Indonesian Petroleum Association


28th Annual Convention Proceedings (Volume 2), 2002
Pages 175-193

Innovative Completion Technique for Perforation, Single Trip Placement of the Completion String, and Effective Frac-Packing Long Intervals: Case Study from Natuna Sea, Indonesia

Paul Palthe, Pedro Saldungaray, Robert C. Burton, Eric Davis, Robert Stomp


This paper provides an overview of the decision process to select completion hardware, the method for fluid loss control, the placement technique used to mitigate premature screenouts, and discuss the results, observations, and challenges from the completion operation in Conoco's Tembang subsea field in the Natuna Sea.
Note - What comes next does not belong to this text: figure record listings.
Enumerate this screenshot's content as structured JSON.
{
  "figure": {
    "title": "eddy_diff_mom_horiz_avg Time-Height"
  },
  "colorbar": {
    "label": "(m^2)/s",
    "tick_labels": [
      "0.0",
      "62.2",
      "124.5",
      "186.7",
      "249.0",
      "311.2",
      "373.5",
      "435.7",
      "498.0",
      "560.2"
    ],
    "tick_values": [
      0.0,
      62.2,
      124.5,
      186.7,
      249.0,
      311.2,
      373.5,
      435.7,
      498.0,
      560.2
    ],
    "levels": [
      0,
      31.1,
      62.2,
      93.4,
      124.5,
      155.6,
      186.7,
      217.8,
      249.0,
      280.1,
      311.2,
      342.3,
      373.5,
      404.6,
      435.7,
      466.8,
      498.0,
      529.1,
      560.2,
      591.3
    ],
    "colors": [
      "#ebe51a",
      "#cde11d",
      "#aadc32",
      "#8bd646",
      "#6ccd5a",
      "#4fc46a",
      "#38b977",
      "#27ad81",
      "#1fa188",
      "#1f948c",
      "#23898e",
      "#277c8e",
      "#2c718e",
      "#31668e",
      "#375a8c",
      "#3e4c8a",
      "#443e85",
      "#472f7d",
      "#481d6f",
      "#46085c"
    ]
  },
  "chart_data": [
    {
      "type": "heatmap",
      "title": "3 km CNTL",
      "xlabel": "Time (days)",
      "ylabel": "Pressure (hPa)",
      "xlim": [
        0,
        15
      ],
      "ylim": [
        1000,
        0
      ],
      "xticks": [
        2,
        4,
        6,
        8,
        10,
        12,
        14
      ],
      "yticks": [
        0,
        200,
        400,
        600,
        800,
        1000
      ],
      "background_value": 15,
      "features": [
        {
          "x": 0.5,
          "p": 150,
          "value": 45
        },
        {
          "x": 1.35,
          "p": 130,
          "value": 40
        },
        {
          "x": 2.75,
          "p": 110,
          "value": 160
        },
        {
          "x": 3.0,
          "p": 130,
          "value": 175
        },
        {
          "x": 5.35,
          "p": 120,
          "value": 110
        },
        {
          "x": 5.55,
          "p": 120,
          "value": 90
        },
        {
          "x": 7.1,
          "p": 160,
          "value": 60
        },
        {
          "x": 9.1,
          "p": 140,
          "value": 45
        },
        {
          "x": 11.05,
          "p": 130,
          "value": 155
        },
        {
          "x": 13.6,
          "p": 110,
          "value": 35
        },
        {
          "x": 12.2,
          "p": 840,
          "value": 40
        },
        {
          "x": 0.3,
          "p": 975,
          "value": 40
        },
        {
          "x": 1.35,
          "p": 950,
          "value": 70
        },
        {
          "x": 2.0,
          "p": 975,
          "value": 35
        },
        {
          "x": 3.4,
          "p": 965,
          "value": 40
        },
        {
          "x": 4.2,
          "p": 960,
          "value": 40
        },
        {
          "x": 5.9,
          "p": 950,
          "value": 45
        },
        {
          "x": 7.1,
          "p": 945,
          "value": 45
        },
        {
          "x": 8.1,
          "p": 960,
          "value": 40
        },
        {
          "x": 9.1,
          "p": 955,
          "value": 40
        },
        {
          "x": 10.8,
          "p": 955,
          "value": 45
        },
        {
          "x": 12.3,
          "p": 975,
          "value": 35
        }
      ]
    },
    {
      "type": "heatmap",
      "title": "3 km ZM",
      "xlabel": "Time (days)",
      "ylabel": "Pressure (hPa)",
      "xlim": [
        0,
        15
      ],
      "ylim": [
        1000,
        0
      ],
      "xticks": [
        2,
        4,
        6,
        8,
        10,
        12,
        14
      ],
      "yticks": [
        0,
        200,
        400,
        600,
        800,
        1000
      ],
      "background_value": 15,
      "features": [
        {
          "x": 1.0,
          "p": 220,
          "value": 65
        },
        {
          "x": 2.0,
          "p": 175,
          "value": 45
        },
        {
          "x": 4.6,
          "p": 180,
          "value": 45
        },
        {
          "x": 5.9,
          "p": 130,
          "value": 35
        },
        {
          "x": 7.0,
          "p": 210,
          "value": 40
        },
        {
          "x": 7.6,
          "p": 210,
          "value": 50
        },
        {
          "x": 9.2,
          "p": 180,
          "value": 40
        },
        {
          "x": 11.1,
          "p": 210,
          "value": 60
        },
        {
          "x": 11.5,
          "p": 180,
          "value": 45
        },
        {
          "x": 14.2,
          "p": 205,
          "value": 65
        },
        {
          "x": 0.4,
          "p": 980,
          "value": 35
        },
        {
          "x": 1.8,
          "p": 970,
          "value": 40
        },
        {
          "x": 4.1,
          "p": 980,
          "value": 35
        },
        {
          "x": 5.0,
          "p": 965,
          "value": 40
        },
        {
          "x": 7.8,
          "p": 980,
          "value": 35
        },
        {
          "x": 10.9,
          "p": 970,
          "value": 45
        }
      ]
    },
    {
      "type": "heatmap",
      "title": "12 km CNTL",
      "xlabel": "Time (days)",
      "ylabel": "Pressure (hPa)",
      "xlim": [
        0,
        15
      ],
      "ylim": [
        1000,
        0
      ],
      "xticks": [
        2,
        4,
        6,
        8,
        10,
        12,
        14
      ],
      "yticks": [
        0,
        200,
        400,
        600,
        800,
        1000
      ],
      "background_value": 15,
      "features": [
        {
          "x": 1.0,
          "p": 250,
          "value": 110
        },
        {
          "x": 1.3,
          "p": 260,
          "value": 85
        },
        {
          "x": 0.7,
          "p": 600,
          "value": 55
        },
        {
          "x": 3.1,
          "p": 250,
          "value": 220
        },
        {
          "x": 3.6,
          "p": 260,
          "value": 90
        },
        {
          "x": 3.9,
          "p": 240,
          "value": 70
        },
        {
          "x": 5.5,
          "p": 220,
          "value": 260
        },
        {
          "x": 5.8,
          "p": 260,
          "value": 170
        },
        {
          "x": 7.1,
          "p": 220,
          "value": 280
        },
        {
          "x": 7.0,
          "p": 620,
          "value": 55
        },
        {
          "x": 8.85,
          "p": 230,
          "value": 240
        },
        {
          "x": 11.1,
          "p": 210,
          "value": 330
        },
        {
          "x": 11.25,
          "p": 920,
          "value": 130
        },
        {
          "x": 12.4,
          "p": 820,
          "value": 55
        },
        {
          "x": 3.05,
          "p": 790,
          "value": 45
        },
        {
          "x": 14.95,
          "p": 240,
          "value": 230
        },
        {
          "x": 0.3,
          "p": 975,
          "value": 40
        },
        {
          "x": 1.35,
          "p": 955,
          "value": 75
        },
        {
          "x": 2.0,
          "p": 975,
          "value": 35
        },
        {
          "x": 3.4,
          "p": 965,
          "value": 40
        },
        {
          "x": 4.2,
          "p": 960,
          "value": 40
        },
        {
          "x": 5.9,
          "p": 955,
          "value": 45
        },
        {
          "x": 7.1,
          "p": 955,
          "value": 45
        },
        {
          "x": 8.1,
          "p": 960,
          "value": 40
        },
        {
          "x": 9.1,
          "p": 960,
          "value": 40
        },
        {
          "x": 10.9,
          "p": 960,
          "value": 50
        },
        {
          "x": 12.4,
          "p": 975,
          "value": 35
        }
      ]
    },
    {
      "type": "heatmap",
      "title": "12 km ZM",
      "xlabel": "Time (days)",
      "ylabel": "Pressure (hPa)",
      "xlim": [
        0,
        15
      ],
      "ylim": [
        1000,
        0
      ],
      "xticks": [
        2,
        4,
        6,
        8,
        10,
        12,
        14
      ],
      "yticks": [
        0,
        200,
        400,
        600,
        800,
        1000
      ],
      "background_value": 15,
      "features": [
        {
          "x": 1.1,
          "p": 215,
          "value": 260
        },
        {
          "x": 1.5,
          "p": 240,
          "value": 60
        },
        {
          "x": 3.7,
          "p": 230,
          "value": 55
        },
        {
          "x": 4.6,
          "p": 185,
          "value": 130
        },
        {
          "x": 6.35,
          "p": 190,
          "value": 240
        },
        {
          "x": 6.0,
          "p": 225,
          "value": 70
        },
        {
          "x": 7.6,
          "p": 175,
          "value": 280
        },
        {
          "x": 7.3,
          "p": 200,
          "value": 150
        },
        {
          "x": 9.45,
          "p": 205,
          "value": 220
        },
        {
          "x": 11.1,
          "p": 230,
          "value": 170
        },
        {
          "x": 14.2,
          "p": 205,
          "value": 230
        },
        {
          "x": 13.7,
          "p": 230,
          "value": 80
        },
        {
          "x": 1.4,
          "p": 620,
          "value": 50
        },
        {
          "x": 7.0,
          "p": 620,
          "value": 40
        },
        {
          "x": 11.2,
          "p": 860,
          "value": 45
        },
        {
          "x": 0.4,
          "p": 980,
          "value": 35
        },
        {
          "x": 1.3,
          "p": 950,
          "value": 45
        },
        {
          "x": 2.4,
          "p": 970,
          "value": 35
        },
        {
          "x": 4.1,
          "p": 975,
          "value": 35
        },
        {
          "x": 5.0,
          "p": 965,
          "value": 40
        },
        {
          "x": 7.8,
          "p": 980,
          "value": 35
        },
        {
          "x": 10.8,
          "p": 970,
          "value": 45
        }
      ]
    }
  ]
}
Six design challenges were confronted in order to determine the optimum completion method for the Tembang Zone 4 high permeability, highly laminated sandstone interval to be completed from a semisubmersible rig.

1. Need for high inflow area and effective gravelpacking to insure high deliverability in this highly laminated, loosely consolidated sand/shale sequence

2. A frac-pack design was opted for to optimize connectivity between the multiple sand layers within the overall reservoir and minimize shale exposure

3. A one-trip system was desired to allow perforating, screen placement, and gravelpacking to be conducted in one trip, thereby minimizing fluid loss and formation damage during completion operations

4. After underbalanced perforating, an injectivity and fall-off test was required for analysis of pregravelpack well and reservoir performance

5. The completion consisted of five perforated intervals comprising 88% of the 322' MD gross interval. Based on log derived permeability, the perforation intervals ranged from 20 md to multi-Darcy, complicating the risk of prematurely screening-out in the most permeable zone and then forming a bridge which would prevent effective packing of the remainder of the interval.

6. Use of flapper valve to control post-gravelpack losses

The Single Trip Perforating and Packing system was elected as the most effective completion method to minimize gas migration and fluid loss. To satisfy the requirement for the ability to perform an injectivity test, recent advents in the development of the servicetool equipment provided a methodology to perform a simple drill stem test treatment. A frac-pack sand control technique in conjunction with Alternate Path Technology (APT) screens provided the best option for formation gravel placement, as well as, complete annular coverage across the screens (Jones et al., 1991). This was critical to job success since the long, high angle (322' MD at 50 degree inclination) perforated interval would be prone to premature screen out using conventional technology.